Sun, Dec


Another dangerous line has been crossed against press freedom with Tuesday’s attack on journalist Lasana Liburd.

Mr Liburd, owner-editor of the online news site Wired868, was at the press bench at the Ato Boldon Stadium in Couva, engaged in the routine assignment of covering the Intercol Girls Final football match, when he was assaulted by a man sitting behind him. The attack left the journalist with a gash across the chin.

It was a brazen assault on one of the country’s best known sports journalists occurring, as it did, in full view of others at a public event carried live across the region. The fact that it was a school event with hundreds of pupils present merely amplified the brazenness of the act. The assailant, allegedly someone against whom Mr Liburd has filed a libel suit, was not deterred by the presence of the police which, as it turned out, made no difference since the assailant was able to walk away from the scene of his crime.

The danger in this latest attack on a journalist is that it undermines all the assumptions with which journalists approach their work. The press bench or table is assumed to be protected and safe even in volatile situations. While there have been incidents where journalists covering political meetings were turned on by members of the crowd who had been worked into an anti-media frenzy, this may well be the first time that a journalist at a press bench has been physically attacked to the point of blood being drawn.

Unlike other public figures, from national leaders to gang leaders, journalists do not walk with bodyguards, armed or otherwise. From time to time they are verbally accosted by individuals angry over one report or another. As unacceptable as that is, many journalists have come to accept it as a distasteful part of the territory. Often, members of the public who appreciate the critical role of the media in telling their stories, would rush to the defence of media personnel on assignment. However, given the tenor of these times, when people are killed for a bad drive or an imagined hurt, Tuesday’s assault cannot be allowed to pass into history. Left unchallenged it carries the danger of opening the floodgates against media personnel on whom the public depends to carry out the democratic mandate of keeping them informed.

We urge Police Commissioner Gary Griffith to investigate the lack of a prompt response by officers who were on the scene when the incident occurred. The assailant should have been held on the spot.
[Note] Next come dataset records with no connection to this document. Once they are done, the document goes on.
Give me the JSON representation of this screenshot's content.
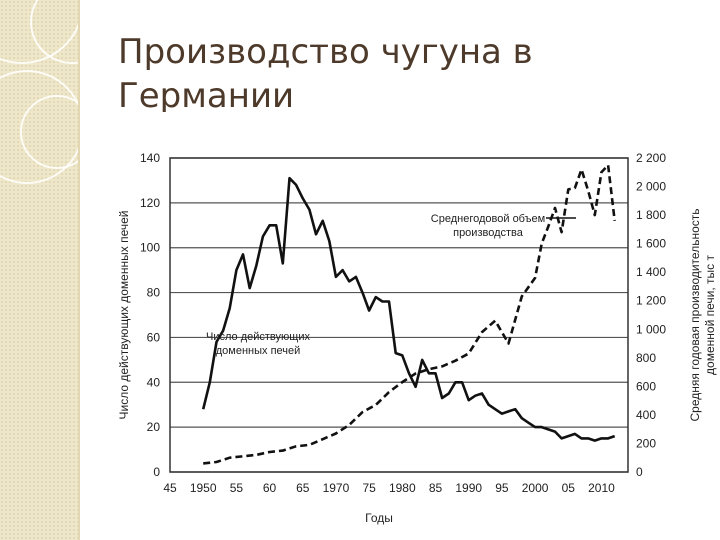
{
  "slide": {
    "title": "Производство чугуна в Германии"
  },
  "chart_data": {
    "type": "line",
    "xlabel": "Годы",
    "ylabel_left": "Число действующих доменных печей",
    "ylabel_right": "Средняя годовая производительность доменной печи, тыс т",
    "x_ticks": [
      "45",
      "1950",
      "55",
      "60",
      "65",
      "1970",
      "75",
      "1980",
      "85",
      "1990",
      "95",
      "2000",
      "05",
      "2010"
    ],
    "x_tick_values": [
      1945,
      1950,
      1955,
      1960,
      1965,
      1970,
      1975,
      1980,
      1985,
      1990,
      1995,
      2000,
      2005,
      2010
    ],
    "xlim": [
      1945,
      2014
    ],
    "y_left_ticks": [
      "0",
      "20",
      "40",
      "60",
      "80",
      "100",
      "120",
      "140"
    ],
    "y_left_tick_values": [
      0,
      20,
      40,
      60,
      80,
      100,
      120,
      140
    ],
    "ylim_left": [
      0,
      140
    ],
    "y_right_ticks": [
      "0",
      "200",
      "400",
      "600",
      "800",
      "1 000",
      "1 200",
      "1 400",
      "1 600",
      "1 800",
      "2 000",
      "2 200"
    ],
    "y_right_tick_values": [
      0,
      200,
      400,
      600,
      800,
      1000,
      1200,
      1400,
      1600,
      1800,
      2000,
      2200
    ],
    "ylim_right": [
      0,
      2200
    ],
    "grid": "horizontal",
    "series": [
      {
        "name": "Число действующих доменных печей",
        "axis": "left",
        "style": "solid",
        "x": [
          1950,
          1951,
          1952,
          1953,
          1954,
          1955,
          1956,
          1957,
          1958,
          1959,
          1960,
          1961,
          1962,
          1963,
          1964,
          1965,
          1966,
          1967,
          1968,
          1969,
          1970,
          1971,
          1972,
          1973,
          1974,
          1975,
          1976,
          1977,
          1978,
          1979,
          1980,
          1981,
          1982,
          1983,
          1984,
          1985,
          1986,
          1987,
          1988,
          1989,
          1990,
          1991,
          1992,
          1993,
          1994,
          1995,
          1996,
          1997,
          1998,
          1999,
          2000,
          2001,
          2002,
          2003,
          2004,
          2005,
          2006,
          2007,
          2008,
          2009,
          2010,
          2011,
          2012
        ],
        "values": [
          28,
          40,
          58,
          63,
          73,
          90,
          97,
          82,
          92,
          105,
          110,
          110,
          93,
          131,
          128,
          122,
          117,
          106,
          112,
          103,
          87,
          90,
          85,
          87,
          80,
          72,
          78,
          76,
          76,
          53,
          52,
          44,
          38,
          50,
          44,
          44,
          33,
          35,
          40,
          40,
          32,
          34,
          35,
          30,
          28,
          26,
          27,
          28,
          24,
          22,
          20,
          20,
          19,
          18,
          15,
          16,
          17,
          15,
          15,
          14,
          15,
          15,
          16
        ]
      },
      {
        "name": "Среднегодовой объем производства",
        "axis": "right",
        "style": "dashed",
        "x": [
          1950,
          1952,
          1954,
          1956,
          1958,
          1960,
          1962,
          1964,
          1966,
          1968,
          1970,
          1972,
          1974,
          1976,
          1978,
          1980,
          1982,
          1984,
          1986,
          1988,
          1990,
          1992,
          1994,
          1996,
          1998,
          2000,
          2001,
          2002,
          2003,
          2004,
          2005,
          2006,
          2007,
          2008,
          2009,
          2010,
          2011,
          2012
        ],
        "values": [
          60,
          70,
          100,
          110,
          120,
          140,
          150,
          180,
          190,
          230,
          270,
          330,
          420,
          470,
          560,
          630,
          690,
          720,
          740,
          780,
          830,
          980,
          1060,
          900,
          1230,
          1360,
          1600,
          1720,
          1850,
          1680,
          1980,
          1990,
          2120,
          1970,
          1800,
          2100,
          2150,
          1760
        ]
      }
    ],
    "annotations": [
      {
        "text_lines": [
          "Среднегодовой объем",
          "производства"
        ],
        "target_series": 1
      },
      {
        "text_lines": [
          "Число действующих",
          "доменных печей"
        ],
        "target_series": 0
      }
    ]
  }
}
This incident comes on the heels of the physical assault of a Guardian photographer while on assignment at AV Drilling in south Trinidad. That matter is now rightly in court. Not so long ago, a crew from our sister station, TV6, was threatened with jail by police officers who attempted to block them from covering a completely newsworthy incident in Port of Spain involving the daughter of a businessman.

Put together, these incidents describe a dangerous trend for all media workers as well as the democracy of this nation which must not be underestimated. It must be stopped now.